Before I have a title, I already know certain things about the next book, such as the main events that will occur in Esther’s personal and professional life, probably which of the series’ regular or semi-regular characters will be in it, and probably what sort of setting the book will have (ex. Chinatown, or an Off-Broadway theatre in the Village, or Harlem, etc.). But I usually figure out the story’s specific supernatural menace and the storyline based on the title that’s finally approved.
However, since it can take weeks to come up with a title that She Who Must Be Obeyed approves, I often start thinking about a plotline before I have a final title. And this usually goes badly. I had to throw out my plot ideas for both Polterheist and The Misfortune Cookie after I finally got title approval—because those titles had absolutely nothing to do with the ideas I was working on. (This was meant to be, obviously; the final stories I came up with are better than what I was working on, which stuff I barely even remember now. And this is an example of why, even when I want to drum my heels, I let Betsy have the last word on my Esther Diamond titles.)

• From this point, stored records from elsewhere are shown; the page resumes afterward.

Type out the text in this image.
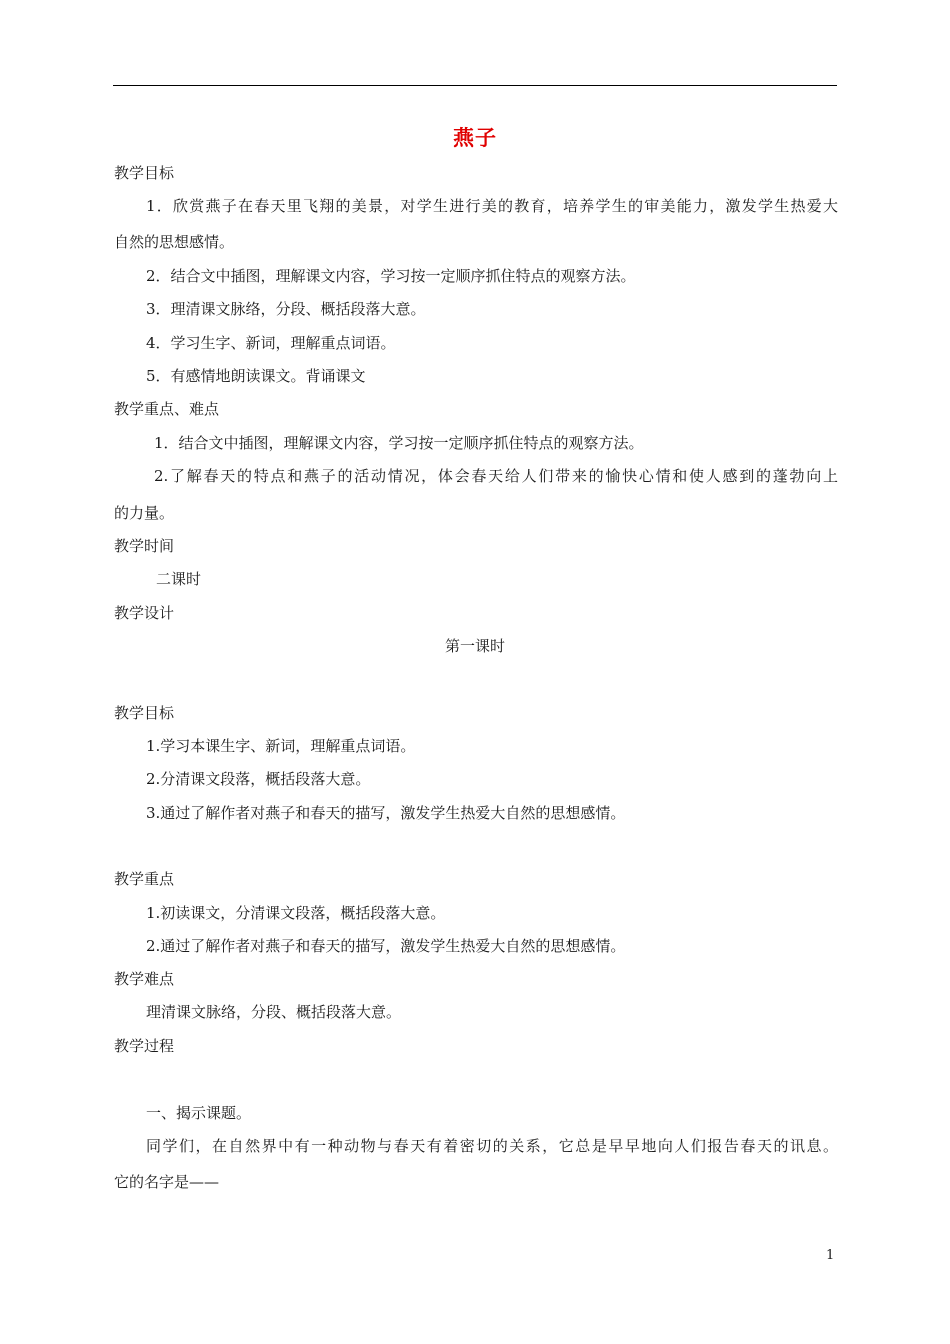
燕子
教学目标
1．欣赏燕子在春天里飞翔的美景，对学生进行美的教育，培养学生的审美能力，激发学生热爱大
自然的思想感情。
2．结合文中插图，理解课文内容，学习按一定顺序抓住特点的观察方法。
3．理清课文脉络，分段、概括段落大意。
4．学习生字、新词，理解重点词语。
5．有感情地朗读课文。背诵课文
教学重点、难点
1．结合文中插图，理解课文内容，学习按一定顺序抓住特点的观察方法。
2.了解春天的特点和燕子的活动情况，体会春天给人们带来的愉快心情和使人感到的蓬勃向上
的力量。
教学时间
二课时
教学设计
第一课时
教学目标
1.学习本课生字、新词，理解重点词语。
2.分清课文段落，概括段落大意。
3.通过了解作者对燕子和春天的描写，激发学生热爱大自然的思想感情。
教学重点
1.初读课文，分清课文段落，概括段落大意。
2.通过了解作者对燕子和春天的描写，激发学生热爱大自然的思想感情。
教学难点
理清课文脉络，分段、概括段落大意。
教学过程
一、揭示课题。
同学们，在自然界中有一种动物与春天有着密切的关系，它总是早早地向人们报告春天的讯息。
它的名字是——
1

Well, we went so long without a workable title for ED7 that, behind the scenes, the book was becoming known as Erectile Dysfunction #7. And then after a while, this word—abracadaver—kept popping into my head. It had nothing to do with the story idea I was working on for Erec… Esther Diamond #7, and I had no idea why it kept coming to me. But since it did, and since I was getting desperate, I emailed it to Betsy one night around 2AM—and got an immediate reply indicating THAT’S IT! THAT’S YOUR TITLE!
Cool! So now I had a title! At long last!…
And absolutely no freakin’ idea how the hell I was going to get a story out of the word “abracadaver” that would explain why Nelli thought something was alarming about Quinn.
I finally figured it out about two weeks later. And when I did, it was one of those forehead-slapping moments. It seemed so obvious to me, I couldn’t understand how I hadn’t seen it instantly.
But as my friend Mary Jo Putney often reminds me, if this job were easy, everyone would do it.
Anyhow, I hope you enjoy Abracadaver!